We’ve seen the heartbreaking images that have come from the siege in Aleppo.
Syrian photojournalist Karam al-Masri planted himself in the middle of it, showing the world what was happening in his home and feeling despair at the incredible toll.
al-Masri recently was honored with a Knight International Journalism Award by the International Center for Journalists for his courageous and important work. Also honored was Sharmeen Obaid-Chinoy, a journalist and filmmaker whose coverage has led to legislative protections for women and children in Pakistan.
Patrick Butler, vice president of programs with ICFJ, says the group has given Knight International Journalism awards every year since 1998.
“We are looking for people whose journalism has really made a difference in improving people’s lives – such as Sharmeen’s work changing laws that have protected women and children in Pakistan, or Karam’s work revealing the atrocities in Aleppo to the world when almost all other journalists had left,” Butler said.
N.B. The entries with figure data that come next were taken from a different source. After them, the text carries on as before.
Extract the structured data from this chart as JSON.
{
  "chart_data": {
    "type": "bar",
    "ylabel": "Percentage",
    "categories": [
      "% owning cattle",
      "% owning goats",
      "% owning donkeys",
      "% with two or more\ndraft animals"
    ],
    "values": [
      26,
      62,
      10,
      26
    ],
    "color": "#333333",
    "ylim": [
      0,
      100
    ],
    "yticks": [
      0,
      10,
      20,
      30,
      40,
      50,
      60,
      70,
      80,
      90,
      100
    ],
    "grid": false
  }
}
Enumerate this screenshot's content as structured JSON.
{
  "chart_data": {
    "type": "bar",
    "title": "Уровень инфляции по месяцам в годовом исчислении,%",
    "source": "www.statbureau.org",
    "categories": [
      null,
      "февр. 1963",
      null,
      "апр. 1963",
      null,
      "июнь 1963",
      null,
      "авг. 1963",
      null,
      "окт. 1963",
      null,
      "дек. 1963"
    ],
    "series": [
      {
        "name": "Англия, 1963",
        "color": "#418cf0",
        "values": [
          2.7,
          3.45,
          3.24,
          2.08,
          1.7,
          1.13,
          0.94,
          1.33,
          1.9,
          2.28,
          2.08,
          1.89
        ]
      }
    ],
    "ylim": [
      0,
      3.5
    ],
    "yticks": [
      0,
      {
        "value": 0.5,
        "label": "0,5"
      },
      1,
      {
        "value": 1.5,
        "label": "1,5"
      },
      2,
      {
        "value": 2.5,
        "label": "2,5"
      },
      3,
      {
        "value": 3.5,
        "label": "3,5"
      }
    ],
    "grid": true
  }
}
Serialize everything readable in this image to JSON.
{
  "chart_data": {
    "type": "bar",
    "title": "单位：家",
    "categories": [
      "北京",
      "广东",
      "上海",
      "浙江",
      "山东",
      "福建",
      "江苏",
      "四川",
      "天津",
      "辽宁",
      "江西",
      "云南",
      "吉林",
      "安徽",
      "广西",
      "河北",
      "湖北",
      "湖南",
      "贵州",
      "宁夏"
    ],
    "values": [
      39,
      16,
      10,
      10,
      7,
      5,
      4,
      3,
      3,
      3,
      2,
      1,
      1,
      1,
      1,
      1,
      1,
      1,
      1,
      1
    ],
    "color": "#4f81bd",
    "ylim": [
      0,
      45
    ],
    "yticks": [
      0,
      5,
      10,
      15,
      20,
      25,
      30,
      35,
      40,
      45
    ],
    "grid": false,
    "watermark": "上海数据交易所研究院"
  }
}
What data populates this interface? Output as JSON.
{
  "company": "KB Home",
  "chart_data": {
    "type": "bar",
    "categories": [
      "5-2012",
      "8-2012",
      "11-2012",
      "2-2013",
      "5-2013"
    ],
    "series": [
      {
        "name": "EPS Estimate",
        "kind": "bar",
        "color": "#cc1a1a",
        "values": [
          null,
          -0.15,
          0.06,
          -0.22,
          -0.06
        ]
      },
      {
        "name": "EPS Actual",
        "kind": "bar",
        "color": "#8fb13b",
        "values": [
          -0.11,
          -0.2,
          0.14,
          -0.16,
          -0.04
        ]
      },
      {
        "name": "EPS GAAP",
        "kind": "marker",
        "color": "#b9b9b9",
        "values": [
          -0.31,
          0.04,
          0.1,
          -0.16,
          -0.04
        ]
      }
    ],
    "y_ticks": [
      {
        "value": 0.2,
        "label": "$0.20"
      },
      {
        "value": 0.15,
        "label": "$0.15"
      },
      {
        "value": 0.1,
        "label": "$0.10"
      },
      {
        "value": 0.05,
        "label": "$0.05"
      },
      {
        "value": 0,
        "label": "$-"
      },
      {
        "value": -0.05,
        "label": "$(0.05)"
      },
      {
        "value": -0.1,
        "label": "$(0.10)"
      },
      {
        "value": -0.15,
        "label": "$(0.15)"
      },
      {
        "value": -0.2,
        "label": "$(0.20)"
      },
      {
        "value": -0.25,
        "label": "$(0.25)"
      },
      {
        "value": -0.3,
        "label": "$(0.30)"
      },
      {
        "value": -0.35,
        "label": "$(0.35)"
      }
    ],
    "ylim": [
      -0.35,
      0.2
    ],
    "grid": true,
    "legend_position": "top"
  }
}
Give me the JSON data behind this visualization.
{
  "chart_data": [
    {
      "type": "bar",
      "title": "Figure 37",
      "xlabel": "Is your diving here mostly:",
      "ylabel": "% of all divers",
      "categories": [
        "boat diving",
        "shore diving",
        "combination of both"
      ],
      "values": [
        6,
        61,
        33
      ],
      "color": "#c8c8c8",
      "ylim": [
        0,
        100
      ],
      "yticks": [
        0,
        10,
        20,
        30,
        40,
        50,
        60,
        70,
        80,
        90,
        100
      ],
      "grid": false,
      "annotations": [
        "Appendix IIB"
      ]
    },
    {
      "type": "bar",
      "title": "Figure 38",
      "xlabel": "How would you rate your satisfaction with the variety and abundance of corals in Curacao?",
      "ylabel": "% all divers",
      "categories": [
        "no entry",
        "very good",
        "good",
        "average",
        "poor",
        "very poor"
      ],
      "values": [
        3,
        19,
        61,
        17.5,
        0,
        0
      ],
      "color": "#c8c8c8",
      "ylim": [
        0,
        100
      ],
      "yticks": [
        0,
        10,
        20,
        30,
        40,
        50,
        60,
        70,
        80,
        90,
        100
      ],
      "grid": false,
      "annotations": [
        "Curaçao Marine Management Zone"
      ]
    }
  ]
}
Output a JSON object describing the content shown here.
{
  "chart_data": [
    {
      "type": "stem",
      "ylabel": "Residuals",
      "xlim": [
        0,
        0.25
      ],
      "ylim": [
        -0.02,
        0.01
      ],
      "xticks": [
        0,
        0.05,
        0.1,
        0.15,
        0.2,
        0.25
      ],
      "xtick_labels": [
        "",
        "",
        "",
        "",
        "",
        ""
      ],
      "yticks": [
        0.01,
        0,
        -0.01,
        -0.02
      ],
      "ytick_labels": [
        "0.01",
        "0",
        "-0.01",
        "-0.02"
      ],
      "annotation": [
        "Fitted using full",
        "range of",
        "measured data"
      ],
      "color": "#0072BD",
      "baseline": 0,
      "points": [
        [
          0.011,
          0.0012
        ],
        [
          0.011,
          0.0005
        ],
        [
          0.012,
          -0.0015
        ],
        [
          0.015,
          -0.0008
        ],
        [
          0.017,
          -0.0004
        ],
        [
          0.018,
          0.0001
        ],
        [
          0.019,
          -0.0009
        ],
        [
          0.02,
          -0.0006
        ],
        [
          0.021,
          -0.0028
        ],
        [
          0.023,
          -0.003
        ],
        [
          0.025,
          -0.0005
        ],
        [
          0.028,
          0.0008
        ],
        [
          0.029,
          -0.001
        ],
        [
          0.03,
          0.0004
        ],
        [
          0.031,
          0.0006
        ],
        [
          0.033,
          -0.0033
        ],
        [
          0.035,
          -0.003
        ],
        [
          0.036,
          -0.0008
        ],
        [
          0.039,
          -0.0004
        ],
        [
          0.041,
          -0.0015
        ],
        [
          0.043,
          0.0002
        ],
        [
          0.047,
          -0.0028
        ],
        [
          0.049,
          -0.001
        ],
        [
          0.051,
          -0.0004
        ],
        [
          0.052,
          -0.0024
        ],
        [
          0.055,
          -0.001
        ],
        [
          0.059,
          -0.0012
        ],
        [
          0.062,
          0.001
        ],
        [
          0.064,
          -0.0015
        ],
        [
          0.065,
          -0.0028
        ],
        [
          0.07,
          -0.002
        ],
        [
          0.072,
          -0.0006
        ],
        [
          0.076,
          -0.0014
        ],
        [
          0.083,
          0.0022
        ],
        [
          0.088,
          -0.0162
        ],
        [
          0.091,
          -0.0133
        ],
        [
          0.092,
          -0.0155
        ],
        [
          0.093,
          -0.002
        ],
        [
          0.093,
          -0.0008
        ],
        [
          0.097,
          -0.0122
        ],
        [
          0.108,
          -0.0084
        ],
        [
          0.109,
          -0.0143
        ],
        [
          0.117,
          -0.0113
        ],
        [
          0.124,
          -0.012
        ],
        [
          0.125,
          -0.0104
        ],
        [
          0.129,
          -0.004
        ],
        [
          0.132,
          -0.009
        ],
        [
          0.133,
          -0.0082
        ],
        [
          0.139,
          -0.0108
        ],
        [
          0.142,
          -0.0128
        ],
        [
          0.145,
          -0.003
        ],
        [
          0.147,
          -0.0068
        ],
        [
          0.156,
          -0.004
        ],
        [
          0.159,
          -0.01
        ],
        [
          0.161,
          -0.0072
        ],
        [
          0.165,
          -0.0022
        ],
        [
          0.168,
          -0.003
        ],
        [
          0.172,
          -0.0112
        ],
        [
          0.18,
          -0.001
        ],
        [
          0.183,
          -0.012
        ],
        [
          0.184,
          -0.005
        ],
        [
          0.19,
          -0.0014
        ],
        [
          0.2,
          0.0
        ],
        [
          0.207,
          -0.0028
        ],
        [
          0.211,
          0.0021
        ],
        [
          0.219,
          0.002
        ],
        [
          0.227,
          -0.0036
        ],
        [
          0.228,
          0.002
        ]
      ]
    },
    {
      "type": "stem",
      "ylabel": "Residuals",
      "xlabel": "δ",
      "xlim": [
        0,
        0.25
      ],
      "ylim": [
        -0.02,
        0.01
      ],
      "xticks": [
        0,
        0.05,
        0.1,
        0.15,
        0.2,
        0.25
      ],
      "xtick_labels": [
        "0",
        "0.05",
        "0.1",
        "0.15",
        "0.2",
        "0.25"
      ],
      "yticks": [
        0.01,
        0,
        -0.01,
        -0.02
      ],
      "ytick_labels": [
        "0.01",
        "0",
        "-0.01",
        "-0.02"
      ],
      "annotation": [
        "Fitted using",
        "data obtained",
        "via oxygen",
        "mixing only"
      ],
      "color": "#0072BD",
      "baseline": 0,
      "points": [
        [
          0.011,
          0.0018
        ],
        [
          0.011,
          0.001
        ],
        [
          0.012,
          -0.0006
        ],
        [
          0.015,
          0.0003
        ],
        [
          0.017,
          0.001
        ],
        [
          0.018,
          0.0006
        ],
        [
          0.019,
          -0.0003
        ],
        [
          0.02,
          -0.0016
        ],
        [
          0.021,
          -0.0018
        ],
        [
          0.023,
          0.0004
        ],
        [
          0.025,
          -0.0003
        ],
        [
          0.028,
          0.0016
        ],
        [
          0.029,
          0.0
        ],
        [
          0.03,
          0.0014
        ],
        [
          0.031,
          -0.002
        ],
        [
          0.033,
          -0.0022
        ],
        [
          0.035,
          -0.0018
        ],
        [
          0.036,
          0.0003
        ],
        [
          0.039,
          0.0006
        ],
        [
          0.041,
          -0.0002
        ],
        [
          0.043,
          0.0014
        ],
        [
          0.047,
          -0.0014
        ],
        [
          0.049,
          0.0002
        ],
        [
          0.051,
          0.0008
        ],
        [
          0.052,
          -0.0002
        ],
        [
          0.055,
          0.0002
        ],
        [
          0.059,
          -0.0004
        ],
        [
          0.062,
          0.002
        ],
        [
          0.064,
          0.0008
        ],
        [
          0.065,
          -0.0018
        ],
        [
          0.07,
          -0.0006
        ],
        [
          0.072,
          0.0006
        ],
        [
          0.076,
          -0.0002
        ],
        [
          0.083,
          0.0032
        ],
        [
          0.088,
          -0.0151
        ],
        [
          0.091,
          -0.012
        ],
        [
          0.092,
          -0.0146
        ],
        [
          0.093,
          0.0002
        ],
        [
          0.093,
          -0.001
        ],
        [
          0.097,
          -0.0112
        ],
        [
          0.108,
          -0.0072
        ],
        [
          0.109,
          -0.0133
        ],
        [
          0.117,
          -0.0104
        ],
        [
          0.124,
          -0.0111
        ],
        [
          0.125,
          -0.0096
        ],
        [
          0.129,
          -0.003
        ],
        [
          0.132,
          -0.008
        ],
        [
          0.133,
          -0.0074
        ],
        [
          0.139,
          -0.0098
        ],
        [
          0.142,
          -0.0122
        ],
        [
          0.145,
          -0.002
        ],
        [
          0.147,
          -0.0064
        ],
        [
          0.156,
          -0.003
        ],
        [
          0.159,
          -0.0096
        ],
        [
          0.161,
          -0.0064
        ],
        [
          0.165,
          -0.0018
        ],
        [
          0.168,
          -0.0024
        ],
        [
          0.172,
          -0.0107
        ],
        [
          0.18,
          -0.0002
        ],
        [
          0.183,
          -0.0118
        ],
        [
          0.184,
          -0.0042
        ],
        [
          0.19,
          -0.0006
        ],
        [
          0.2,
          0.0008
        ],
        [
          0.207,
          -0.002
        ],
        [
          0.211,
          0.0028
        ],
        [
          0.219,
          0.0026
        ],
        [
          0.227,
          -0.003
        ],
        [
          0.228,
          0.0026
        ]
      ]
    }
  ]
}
To date, 45 winners from 37 countries have received the award. Selecting just two from a pool of 260 nominations this year is a monumental task.
“It is extremely difficult to select just two winners every year,” Butler says. “We receive hundreds of nominations and the staff narrows it down to about 10 that go to the judging panel.”
ICFJ judges look very closely at a number of things when they consider a journalist for this prestigious award.
According to ICFJ, these include:
- Contributing to the promotion and/or maintenance of independent media in their countries or regions in the face of challenging political, economic or social conditions.
- Spearheading innovative ideas and services that deepen coverage, expand news delivery and engage citizens in the editorial process.
- Impacting the lives of individuals in their respective countries or societies as a direct result of their journalism.
- Upholding the highest ethical and professional standards of journalism.
Butler says past winners have included pioneering reporters, editors, and bloggers who have exposed government corruption, police abuse, war crimes, and other important stories.
“The award has also honored crusading publishers determined to maintain their independence despite enormous political and financial pressures,” ICFJ says.
This year, the International Center for Journalists held its awards dinner on Nov. 9. It’s an evening my team and I look forward to every year.
Nearly 600 journalists and leaders in the media industry gathered to pay tribute to journalists who fearlessly tell their stories and cover news.
CNN’s Wolf Blitzer was the master of ceremonies.
Other annual dinner highlights include:
- New Yorker cartoonist Liza Donnelly drawing highlights of awards dinner. She sketched the honorees, Blitzer, and other presenters.
- The 2017 photo auction called Reflections on American Unity featured 15 signed and framed images of U.S. life from critically acclaimed photojournalist Brooks Kraft, who’s covered six presidential campaigns.
- Fox News anchor Chris Wallace was honored with the Founders Award for Excellence in Journalism. Wallace said President Donald Trump has engaged in a “direct, sustained assault on free press,” but journalists should not respond with attacks of their own.
- National Public Radio correspondent Soraya Sarhaddi Nelson received the Excellence in International Reporting Award. Sarhaddi Nelson is recognized for reporting from Afghanistan, North Africa, and the Middle East and urges U.S. news organizations to pay more attention to global events though the trend is to do the opposite in the era of “America First.”